Discouraged, Bonaparte saluted and went on his way, his hooves clicking down the hallway. Mort(e) ran his finger over the carved message again. He mouthed the words. Then he whispered them.

MORT(E) RETURNED HOME, entered his garage, and opened the codebook. It was not even noon yet. He had over twelve hours to refresh his memory and write a fake report on the investigations he had conducted that day.

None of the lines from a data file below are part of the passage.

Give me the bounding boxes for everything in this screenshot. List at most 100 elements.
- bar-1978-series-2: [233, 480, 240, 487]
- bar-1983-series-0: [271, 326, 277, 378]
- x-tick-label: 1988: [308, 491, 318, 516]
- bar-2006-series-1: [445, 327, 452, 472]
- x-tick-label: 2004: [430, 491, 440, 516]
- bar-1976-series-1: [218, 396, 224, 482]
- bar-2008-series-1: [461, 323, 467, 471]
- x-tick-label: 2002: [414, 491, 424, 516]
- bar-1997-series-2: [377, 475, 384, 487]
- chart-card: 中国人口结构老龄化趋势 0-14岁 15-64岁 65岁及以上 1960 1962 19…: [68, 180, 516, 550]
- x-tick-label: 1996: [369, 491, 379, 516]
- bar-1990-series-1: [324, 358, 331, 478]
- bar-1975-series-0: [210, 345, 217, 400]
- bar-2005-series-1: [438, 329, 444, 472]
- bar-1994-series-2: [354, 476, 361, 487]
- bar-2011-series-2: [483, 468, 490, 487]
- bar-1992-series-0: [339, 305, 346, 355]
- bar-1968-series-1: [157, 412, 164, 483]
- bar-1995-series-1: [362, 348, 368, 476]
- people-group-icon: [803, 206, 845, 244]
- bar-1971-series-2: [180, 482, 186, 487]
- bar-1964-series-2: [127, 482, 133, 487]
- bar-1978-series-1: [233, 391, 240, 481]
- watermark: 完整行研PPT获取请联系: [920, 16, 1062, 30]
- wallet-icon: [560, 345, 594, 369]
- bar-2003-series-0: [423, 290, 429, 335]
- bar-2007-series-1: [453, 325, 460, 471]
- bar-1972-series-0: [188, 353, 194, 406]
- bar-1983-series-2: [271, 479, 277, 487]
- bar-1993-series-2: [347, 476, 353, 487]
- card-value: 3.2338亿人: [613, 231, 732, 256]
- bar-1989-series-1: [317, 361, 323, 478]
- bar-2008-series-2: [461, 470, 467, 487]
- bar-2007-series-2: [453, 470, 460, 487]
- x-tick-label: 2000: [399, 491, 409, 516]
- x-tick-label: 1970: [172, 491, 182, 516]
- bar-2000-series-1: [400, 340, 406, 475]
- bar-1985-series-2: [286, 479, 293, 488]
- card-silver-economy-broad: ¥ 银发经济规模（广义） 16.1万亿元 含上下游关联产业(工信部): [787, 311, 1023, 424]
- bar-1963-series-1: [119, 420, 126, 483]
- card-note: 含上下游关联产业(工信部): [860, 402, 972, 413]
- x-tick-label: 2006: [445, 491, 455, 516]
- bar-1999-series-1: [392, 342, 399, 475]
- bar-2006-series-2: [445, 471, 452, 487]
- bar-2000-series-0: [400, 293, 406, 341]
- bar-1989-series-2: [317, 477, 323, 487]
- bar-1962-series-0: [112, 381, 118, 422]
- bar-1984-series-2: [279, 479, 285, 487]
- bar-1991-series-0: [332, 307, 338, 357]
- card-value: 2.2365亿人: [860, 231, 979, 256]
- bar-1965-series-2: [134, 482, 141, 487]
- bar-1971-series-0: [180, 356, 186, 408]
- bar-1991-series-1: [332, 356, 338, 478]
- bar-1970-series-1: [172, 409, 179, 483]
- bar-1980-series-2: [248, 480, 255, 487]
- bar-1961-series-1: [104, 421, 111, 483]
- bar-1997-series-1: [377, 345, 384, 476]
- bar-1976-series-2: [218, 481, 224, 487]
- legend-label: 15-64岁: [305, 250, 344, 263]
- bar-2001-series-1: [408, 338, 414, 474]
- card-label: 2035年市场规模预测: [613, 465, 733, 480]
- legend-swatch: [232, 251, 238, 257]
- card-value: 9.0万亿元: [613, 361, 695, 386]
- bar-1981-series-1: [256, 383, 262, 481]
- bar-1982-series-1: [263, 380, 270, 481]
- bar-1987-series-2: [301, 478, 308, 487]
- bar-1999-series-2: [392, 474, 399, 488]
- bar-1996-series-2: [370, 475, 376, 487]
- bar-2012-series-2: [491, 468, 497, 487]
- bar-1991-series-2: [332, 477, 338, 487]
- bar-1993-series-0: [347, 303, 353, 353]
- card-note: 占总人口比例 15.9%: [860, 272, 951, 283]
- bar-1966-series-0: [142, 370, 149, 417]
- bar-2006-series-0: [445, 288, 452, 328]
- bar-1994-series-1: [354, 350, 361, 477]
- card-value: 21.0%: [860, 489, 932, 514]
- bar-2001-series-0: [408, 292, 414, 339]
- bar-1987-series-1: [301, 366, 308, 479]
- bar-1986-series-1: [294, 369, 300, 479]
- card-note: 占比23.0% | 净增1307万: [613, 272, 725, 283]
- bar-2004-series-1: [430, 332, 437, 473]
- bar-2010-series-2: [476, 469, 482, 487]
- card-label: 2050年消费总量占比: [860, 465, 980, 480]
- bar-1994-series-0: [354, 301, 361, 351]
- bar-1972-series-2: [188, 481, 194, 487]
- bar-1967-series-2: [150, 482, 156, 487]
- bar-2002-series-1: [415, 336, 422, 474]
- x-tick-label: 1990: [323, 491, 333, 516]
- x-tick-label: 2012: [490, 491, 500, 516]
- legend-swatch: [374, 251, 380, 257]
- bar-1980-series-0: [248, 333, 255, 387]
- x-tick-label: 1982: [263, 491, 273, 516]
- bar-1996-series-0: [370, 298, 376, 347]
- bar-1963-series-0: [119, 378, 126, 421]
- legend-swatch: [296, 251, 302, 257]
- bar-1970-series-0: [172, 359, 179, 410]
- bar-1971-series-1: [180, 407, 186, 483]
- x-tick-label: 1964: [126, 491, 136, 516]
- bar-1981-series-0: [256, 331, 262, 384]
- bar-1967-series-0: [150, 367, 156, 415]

This EMSAH outbreak was somehow coupled with a conspiracy to bring down the sector, to bait it into quarantine. He had never heard of the disease spreading in this way, but Culdesac had always warned the Red Sphinx that every case was different. There was no limit to the depravity of humans. But they had promised him Sheba, and so he went ahead with setting up his telescope despite everything that Culdesac had taught him. The quarantine could begin tomorrow, for all he knew, so he might as well see what Briggs was talking about while he still had the chance.

Mort(e) waited. The sky grew dark, a wasteland pocked with stars. For so long, he had viewed the world horizontally. Had it not been for the Queen and her grand design, he never would have gazed up into the sky and wondered. He would have died having learned nothing, like so many wasted generations before him.

To position the telescope, Mort(e) used an old tripod that had originally been intended for a mounted machine gun. He pointed the scope at Orion. Rigel was the brightest, and he used it to focus the lens. After some fiddling, the star went from a blurry ball of light to a crisp white sphere. He moved the sight line up Orion’s leg to the belt. Something floated underneath the star Alnitak, the easternmost one. He saw it moving and could tell right away that it was much closer than the star, suspended in sub-orbit. It was shiny, with three bulbous objects — balloons stacked with two on the bottom and one on top. They were mounted over several smaller rectangular shapes. And then it turned before puttering toward the center of the constellation. Several propellers spun at the rear of the object. At least six of them. It was some kind of zeppelin. Briggs must have come from there, along with many other humans. The ship was probably too high for the Colonial bird patrols. Or maybe the ship had a means of repelling them, with a sonic device similar to the one Briggs carried.